Neil Patrick Harris: 'Witch-Hunt' About Me Being Gay

Neil Patrick Harris: 'Witch-Hunt' About Me Being Gay
Neil Patrick Harris
Zach Lipp/AdMedia

updated 04/19/2007 at 08:00 AM EDT

originally published 04/19/2007 08:25AM

Neil Patrick Harris decided to come out of the closet last year because he sensed "this sort of witch-hunt brewing," he says.

"There was a little of media scrutiny heading my way," Harris tells Ellen DeGeneres in an episode of her talk show airing Thursday. "People were starting to ask for stories of other people that may have fooled around with me, and the last thing you want to do is talk about your private life based on scandal.

"I'm not a very scandalous person and so I didn't want to have to respond to some story, whether it was lie or truth – so I just made a statement and sort squashed the fires."

Harris, 33, told PEOPLE exclusively in November: "I am happy to dispel any rumors or misconceptions and am quite proud to say that I am a very content gay man living my life to the fullest."

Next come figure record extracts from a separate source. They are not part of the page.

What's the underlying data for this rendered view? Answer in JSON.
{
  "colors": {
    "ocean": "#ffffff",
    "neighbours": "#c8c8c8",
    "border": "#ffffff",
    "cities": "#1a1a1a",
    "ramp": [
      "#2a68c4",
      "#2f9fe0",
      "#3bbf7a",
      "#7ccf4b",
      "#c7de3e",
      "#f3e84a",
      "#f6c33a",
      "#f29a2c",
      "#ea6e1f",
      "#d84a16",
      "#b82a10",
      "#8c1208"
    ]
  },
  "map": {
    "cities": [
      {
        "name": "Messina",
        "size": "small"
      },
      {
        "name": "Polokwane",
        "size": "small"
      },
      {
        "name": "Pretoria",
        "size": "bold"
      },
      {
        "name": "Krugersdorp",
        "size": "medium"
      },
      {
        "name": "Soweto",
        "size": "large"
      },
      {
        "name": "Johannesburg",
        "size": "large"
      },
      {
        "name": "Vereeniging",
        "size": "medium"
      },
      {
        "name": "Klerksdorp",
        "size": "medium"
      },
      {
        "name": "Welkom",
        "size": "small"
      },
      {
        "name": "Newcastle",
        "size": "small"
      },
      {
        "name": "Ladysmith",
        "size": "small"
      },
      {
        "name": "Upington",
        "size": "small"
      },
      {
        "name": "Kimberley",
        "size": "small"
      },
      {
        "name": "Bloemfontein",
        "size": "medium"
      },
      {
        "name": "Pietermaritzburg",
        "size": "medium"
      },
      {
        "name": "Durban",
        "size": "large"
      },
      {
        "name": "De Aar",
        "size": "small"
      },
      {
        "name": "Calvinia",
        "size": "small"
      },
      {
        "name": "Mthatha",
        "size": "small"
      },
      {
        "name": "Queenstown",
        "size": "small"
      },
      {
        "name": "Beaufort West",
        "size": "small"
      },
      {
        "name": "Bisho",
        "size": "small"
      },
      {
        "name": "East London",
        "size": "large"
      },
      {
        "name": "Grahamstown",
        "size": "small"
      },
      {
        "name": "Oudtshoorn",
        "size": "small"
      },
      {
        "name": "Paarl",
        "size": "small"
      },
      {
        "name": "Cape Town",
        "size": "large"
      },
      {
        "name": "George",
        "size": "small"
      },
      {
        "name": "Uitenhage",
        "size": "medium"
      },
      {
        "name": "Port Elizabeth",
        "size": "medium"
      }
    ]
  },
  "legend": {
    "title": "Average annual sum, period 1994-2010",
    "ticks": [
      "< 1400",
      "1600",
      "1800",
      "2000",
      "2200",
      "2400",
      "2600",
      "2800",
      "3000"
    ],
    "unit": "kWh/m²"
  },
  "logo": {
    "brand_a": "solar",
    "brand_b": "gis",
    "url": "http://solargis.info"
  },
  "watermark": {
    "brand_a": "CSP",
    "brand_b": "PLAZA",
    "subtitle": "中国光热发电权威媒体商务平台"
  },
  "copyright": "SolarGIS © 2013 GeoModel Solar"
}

"My life had been relatively open in my world," he tells DeGeneres. "I've been dating the same guy for three years and our families know. We go out together all the time but I just feel like as an actor part of your occupation is retaining a bit of mystery so you can be believable in many different types of roles, so I never felt it was an obligation for me to hold pinkies down the red carpet or anything."

Harris, who shot to fame as a teen doctor on Doogie Howser, M.D., now plays philandering Barney on CBS's How I Met Your Mother. "He's a crazy womanizer on the show so I just didn't find [my sexual orientation] important," he tells DeGeneres. "But other people did and I sort sensed this witch-hunt brewing."

Ultimately, he says, a decision to go public should rest with the individual. "If someone doesn't want to talk about stuff or if someone has reason that they don't want to, I don't think they need to be criticized and chastised necessarily for that," he says, "unless they're blatantly lying about things. I'm not such a fan of pushing, pushing people to make decisions."

Having gone public himself, Harris knows it was the right choice. "For me that is the greatest ending to the story so far – that nothing really has changed at all," he says. "I'm doing nothing different and people aren't behaving differently towards me. ... People heard and they're like yeah, and? That attitude, I think, was great."